One example of an application that requires the use of multiple clusters would be a web application that requires components to run in two cloud availability zones — perhaps each one close to its own specific user. Another may involve a single cluster whose provider’s SLA limits the maximum number of nodes to which the application may scale, forcing it to seek space on a cluster elsewhere.
“You’re going to have to run multiple clusters at some point,” Hightower predicted. “And we do recommend running one cluster per availability zone, versus trying to stretch your node pool across multiple availability zones.”
He did warn that the concept of joining multiple clusters into a single federation could set developers up for “a great, epic post-mortem” — the kind that certain journalists write headlines about. It could be an easy concept, but certainly not risk-free.
It could get tied up in esoterics pretty fast, however. Doing away with configuration management was easy when it appeared containers would always be stateless by design. Now, containerized applications deal with persistent volumes and stateful conditions, especially those that use etcd for their stateful stores (a project with which Kelsey Hightower has personal experience). What happens when a system needs to federate stateful applications across clusters?

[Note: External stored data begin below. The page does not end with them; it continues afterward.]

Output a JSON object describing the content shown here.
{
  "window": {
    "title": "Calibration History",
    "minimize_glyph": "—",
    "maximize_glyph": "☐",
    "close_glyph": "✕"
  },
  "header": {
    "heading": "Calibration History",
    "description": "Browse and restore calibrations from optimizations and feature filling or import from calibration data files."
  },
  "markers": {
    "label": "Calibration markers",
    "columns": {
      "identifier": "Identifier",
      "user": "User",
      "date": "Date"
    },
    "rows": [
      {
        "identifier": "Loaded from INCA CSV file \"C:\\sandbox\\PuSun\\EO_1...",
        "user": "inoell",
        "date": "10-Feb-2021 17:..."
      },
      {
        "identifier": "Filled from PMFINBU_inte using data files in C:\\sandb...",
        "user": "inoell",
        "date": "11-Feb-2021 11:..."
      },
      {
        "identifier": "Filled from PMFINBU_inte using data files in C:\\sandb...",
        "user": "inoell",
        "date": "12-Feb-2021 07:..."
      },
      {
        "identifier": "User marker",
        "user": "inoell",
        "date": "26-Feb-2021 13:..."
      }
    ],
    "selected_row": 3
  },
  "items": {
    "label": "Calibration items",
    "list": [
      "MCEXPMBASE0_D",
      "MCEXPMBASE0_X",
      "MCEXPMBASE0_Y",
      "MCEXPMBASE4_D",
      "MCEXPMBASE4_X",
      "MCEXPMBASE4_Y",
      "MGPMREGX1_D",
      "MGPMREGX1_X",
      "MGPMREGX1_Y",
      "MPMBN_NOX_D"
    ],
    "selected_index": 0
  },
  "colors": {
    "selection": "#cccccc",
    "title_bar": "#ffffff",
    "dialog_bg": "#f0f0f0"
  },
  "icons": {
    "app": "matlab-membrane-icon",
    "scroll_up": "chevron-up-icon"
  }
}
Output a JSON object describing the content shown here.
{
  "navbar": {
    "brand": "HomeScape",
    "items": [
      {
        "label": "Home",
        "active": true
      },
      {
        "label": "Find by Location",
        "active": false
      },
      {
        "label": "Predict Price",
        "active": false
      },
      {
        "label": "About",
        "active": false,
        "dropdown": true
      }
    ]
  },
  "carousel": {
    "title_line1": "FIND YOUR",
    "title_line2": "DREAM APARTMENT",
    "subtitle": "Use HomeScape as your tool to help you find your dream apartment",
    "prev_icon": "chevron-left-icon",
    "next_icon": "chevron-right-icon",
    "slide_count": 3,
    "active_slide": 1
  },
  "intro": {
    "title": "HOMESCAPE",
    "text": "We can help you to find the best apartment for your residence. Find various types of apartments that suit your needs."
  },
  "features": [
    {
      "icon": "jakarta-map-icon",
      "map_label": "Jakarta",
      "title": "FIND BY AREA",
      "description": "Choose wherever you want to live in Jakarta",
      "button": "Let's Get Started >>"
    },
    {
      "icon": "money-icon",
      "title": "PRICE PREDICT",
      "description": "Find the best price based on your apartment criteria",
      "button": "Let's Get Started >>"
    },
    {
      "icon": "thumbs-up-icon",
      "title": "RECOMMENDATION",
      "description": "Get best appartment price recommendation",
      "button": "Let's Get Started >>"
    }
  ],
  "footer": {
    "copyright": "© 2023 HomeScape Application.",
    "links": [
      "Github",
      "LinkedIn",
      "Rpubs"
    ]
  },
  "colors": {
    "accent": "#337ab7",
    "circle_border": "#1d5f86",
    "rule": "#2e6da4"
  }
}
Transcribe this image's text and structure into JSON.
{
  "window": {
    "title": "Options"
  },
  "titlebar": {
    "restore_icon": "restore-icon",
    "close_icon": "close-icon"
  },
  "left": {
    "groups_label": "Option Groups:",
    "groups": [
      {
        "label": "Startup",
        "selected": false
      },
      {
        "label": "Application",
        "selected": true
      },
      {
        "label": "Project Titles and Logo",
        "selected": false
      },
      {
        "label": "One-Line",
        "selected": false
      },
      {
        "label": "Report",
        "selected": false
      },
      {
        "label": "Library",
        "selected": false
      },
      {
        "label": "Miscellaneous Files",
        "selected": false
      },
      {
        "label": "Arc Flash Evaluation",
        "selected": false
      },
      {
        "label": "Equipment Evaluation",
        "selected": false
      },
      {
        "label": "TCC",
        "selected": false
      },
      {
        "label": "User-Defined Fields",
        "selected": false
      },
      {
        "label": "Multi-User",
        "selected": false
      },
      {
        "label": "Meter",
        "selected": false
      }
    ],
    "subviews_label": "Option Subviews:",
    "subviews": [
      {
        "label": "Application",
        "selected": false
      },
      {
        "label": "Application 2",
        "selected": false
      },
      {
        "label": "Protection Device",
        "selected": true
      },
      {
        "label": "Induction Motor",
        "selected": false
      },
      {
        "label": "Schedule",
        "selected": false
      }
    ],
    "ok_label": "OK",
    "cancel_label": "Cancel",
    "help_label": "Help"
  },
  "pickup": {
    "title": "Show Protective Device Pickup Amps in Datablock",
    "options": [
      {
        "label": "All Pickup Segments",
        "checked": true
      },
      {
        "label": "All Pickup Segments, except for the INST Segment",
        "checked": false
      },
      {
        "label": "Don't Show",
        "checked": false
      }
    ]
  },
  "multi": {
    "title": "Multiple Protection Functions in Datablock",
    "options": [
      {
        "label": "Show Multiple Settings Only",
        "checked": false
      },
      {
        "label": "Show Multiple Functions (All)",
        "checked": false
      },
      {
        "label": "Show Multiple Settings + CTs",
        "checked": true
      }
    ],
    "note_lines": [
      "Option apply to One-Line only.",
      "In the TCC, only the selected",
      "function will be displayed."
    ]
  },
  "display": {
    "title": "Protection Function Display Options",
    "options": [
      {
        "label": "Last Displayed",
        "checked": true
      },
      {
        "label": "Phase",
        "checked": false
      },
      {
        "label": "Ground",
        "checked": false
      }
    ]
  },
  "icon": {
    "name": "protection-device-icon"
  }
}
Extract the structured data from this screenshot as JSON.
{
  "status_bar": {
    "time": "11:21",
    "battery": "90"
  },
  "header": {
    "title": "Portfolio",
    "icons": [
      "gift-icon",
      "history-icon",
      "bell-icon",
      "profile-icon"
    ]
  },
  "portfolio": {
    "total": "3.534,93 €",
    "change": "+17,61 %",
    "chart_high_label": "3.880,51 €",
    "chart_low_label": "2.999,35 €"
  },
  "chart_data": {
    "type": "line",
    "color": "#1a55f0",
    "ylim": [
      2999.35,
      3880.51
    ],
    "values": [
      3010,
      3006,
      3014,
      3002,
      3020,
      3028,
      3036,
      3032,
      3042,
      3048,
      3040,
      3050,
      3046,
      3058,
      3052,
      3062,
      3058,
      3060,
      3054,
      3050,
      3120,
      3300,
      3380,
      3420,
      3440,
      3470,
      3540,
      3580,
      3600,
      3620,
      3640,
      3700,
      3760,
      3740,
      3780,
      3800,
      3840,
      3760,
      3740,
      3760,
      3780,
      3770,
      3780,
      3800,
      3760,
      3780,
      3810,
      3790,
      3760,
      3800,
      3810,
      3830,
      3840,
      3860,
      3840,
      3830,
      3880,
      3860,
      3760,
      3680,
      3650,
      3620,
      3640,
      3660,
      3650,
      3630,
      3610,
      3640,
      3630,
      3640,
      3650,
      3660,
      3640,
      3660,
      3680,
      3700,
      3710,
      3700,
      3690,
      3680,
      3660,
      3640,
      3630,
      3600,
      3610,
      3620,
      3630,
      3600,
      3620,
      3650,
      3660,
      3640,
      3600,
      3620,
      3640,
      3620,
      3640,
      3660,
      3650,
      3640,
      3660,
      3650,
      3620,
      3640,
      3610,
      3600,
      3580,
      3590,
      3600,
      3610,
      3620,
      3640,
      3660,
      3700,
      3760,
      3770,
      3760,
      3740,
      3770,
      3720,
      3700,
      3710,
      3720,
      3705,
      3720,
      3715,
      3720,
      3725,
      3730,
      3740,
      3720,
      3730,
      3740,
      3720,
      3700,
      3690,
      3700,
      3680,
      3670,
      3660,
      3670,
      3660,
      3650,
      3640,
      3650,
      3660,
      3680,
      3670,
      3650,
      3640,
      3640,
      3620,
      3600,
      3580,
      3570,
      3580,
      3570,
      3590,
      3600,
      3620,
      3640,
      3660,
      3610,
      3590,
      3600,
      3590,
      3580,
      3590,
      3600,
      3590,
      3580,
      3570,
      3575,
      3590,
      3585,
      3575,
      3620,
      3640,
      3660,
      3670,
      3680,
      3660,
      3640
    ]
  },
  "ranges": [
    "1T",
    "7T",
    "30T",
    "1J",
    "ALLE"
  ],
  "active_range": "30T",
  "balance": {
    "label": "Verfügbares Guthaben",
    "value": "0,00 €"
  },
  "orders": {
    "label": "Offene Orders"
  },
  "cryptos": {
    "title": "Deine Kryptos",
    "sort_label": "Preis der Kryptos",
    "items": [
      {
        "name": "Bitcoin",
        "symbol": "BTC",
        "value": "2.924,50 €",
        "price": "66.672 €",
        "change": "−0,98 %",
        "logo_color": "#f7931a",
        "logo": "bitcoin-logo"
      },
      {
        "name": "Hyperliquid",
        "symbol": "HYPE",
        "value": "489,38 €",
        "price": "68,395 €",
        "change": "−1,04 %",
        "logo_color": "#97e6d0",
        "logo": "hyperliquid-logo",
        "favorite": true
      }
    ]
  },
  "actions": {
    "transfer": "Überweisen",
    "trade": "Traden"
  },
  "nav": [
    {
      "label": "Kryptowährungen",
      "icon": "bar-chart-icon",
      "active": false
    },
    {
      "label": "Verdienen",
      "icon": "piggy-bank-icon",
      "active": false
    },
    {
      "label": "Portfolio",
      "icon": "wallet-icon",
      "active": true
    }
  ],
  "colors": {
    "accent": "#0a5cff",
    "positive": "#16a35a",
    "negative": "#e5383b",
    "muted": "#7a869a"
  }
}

He proceeded to address his own question by presenting a demo of cluster federation in action, which involved the creation of a global NGINX load balancer — essentially the node federation model, scaled up.
@kelseyhightower : federation solves the problem of multiple clusters, not of differences between clouds #kubecon
— Ben Vickers (@bvkrs) March 30, 2017
But even the demo was not a complete response to that question. There will be issues of context, and resolving discrepancies in real-time. Yet his point was that a configuration management approach — the application of scripts and monitoring tools for this task — would lead organizations in the wrong direction. And at this larger scale, the implications of such a direction might be more dire than for nodes within a single cluster.
“There’s a discussion required,” said Hightower. “What’s missing from this discussion is more people who have hands-on experience with federation. There’s a repository that can help you get started with federation, but we need more feedback before we make crazy decisions on that last call. Because it would be bad for them.”
The Cloud Native Computing Foundation is a sponsor of The New Stack.
Feature image: Kelsey Hightower speaking at KubeCon, taken by Dieter Reuter, a senior consultant with Germany-based DevOps firm Bee42.